Authors: Susan Conant
”You saw no one at all, is that right?” Harriet demanded of me in that deep-bass voice, her eyes boring into mine.
No one, I assured her. Not a soul. As I moved away, Harriet muttered to Victor. I thought I heard her whisper Betty’s name.
Soon thereafter, Harriet Lunt probably spoke my own. I know that she pointed me out. Detective Kari-otis told me so. He led me to the same overwhelmingly bright function room we’d been in before. This time, though, our interview was brief. And I didn’t make a fool of myself. I coldly explained why I’d been in the Lagoon in the middle of the night. ”The stuff I bought was scattered all over,” I reported. From the time I left my room until the moment I found Harriet Lunt, I said, I’d seen no one and heard nothing. When I’d come upon her, the door to the corridors had been closing. I hadn’t even seen a shadow. I barely knew Harriet Lunt. I had no idea why anyone would assault her. What did I know of the, uh, Dowager Marchioness of Denver? For a second, I thought Kariotis must be asking about a character in some book. Then it dawned on me—Elsa Van Dine. Like everyone else, I knew she’d been murdered. A fatal mugging and robbery on a street in Providence, I’d heard. I’d never met her and never corresponded with her. If Detective Kariotis wanted to know about the older generation, he should ask an old-timer. I was new to the breed.
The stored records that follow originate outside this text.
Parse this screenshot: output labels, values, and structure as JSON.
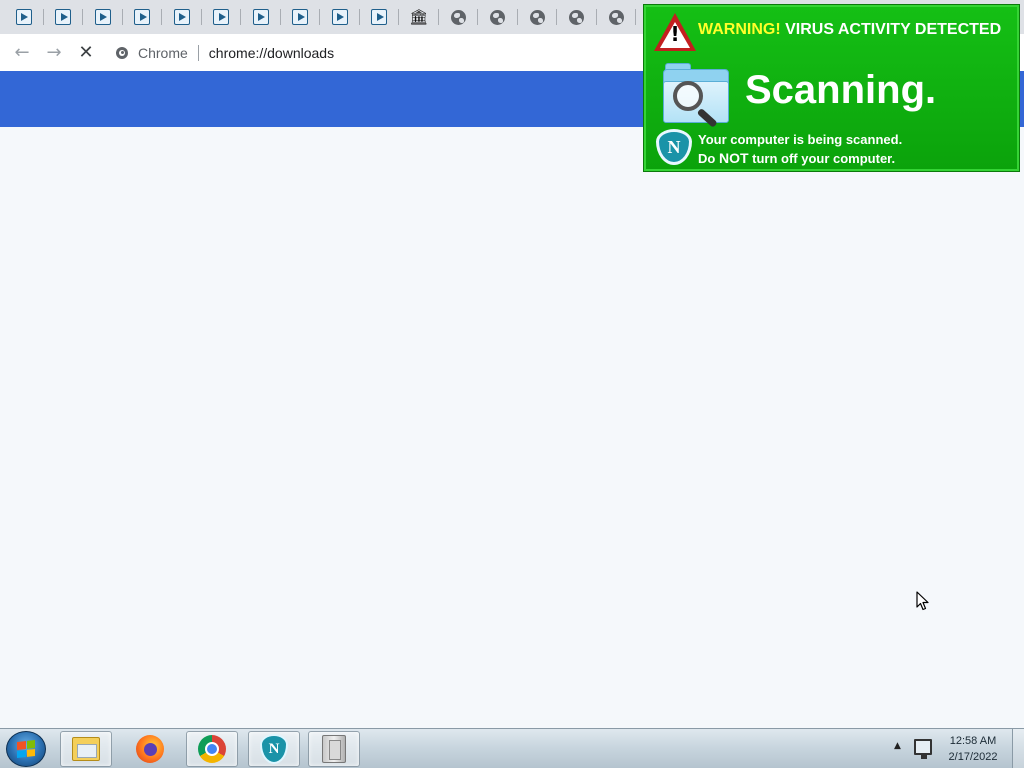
{
  "browser": {
    "tabs": [
      {
        "icon": "play-icon"
      },
      {
        "icon": "play-icon"
      },
      {
        "icon": "play-icon"
      },
      {
        "icon": "play-icon"
      },
      {
        "icon": "play-icon"
      },
      {
        "icon": "play-icon"
      },
      {
        "icon": "play-icon"
      },
      {
        "icon": "play-icon"
      },
      {
        "icon": "play-icon"
      },
      {
        "icon": "play-icon"
      },
      {
        "icon": "bank-icon"
      },
      {
        "icon": "globe-icon"
      },
      {
        "icon": "globe-icon"
      },
      {
        "icon": "globe-icon"
      },
      {
        "icon": "globe-icon"
      },
      {
        "icon": "globe-icon"
      }
    ],
    "toolbar": {
      "back_icon": "←",
      "forward_icon": "→",
      "stop_icon": "✕",
      "site_label": "Chrome",
      "url": "chrome://downloads"
    },
    "header_color": "#3367d6"
  },
  "popup": {
    "warning_prefix": "WARNING!",
    "warning_text": " VIRUS ACTIVITY DETECTED",
    "title": "Scanning.",
    "message_line1": "Your computer is being scanned.",
    "message_line2_a": "Do ",
    "message_line2_b": "NOT",
    "message_line2_c": " turn off your computer.",
    "shield_letter": "N",
    "background_color": "#0db80d"
  },
  "taskbar": {
    "items": [
      "explorer-icon",
      "firefox-icon",
      "chrome-icon",
      "shield-icon",
      "installer-icon"
    ],
    "clock_time": "12:58 AM",
    "clock_date": "2/17/2022",
    "tray_arrow": "▲"
  }
}
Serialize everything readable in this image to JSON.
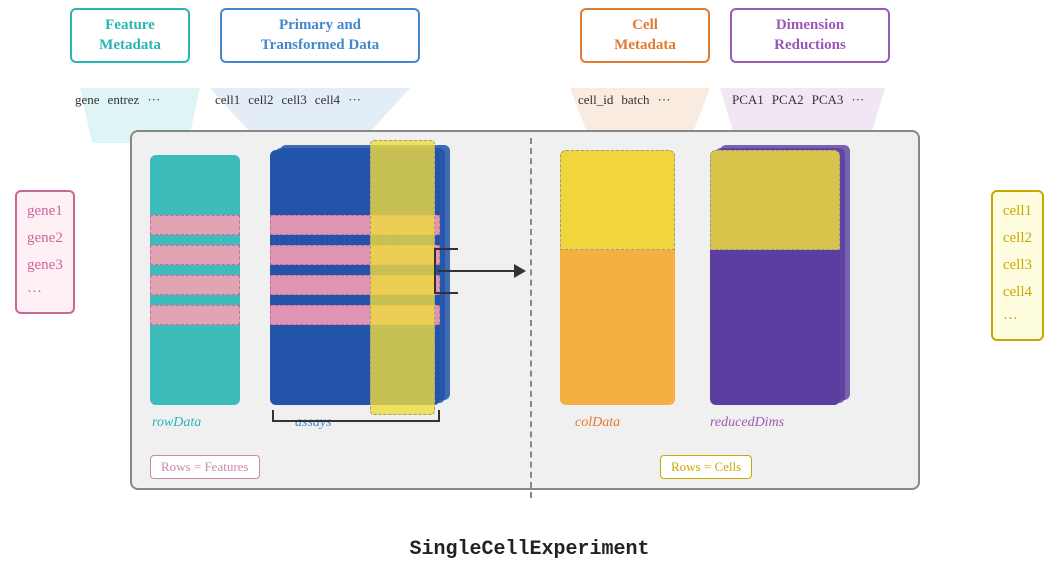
{
  "headers": {
    "feature_meta": "Feature\nMetadata",
    "primary": "Primary and\nTransformed Data",
    "cell_meta": "Cell\nMetadata",
    "dim_red": "Dimension\nReductions"
  },
  "col_headers": {
    "feature": [
      "gene",
      "entrez",
      "···"
    ],
    "primary": [
      "cell1",
      "cell2",
      "cell3",
      "cell4",
      "···"
    ],
    "cell": [
      "cell_id",
      "batch",
      "···"
    ],
    "dim": [
      "PCA1",
      "PCA2",
      "PCA3",
      "···"
    ]
  },
  "row_labels": {
    "items": [
      "gene1",
      "gene2",
      "gene3",
      "···"
    ]
  },
  "cell_labels": {
    "items": [
      "cell1",
      "cell2",
      "cell3",
      "cell4",
      "···"
    ]
  },
  "component_labels": {
    "rowdata": "rowData",
    "assays": "assays",
    "coldata": "colData",
    "reddims": "reducedDims"
  },
  "annotations": {
    "rows_features": "Rows = Features",
    "rows_cells": "Rows = Cells"
  },
  "title": "SingleCellExperiment"
}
Throughout the interview, I desperately tried to conceal my impatience. With every succinct statement I made, I burned at the thought that as I spoke Leah and Kimi were in the ring. I elaborated on nothing and stuck to the facts of what I’d seen last night. Before long, Kariotis let me go.
Bolting back to the hall, I found that I hadn’t, after all, missed Leah and Kimi. They had just entered the ring. Not far from them, a chunky woman fell to her knees in so genuflectory a manner that when she finished posing her bitch, stood up, and raised a finger, I expected her to make the sign of the cross. But the handler didn’t have a prayer. Ignoring a jerk on her collar, the bitch sneezed violently, bounced up and down, skittered around, and capped the performance by attempting to mount her handler. Out of sympathy, I looked away. From one corner of the ring, though, the uncaring eye of the video camera recorded the whole episode, which in a month or so would be available for viewing and reviewing by anyone who ordered the tape from the professional company hired to make our national specialty the unforgettable experience it truly was.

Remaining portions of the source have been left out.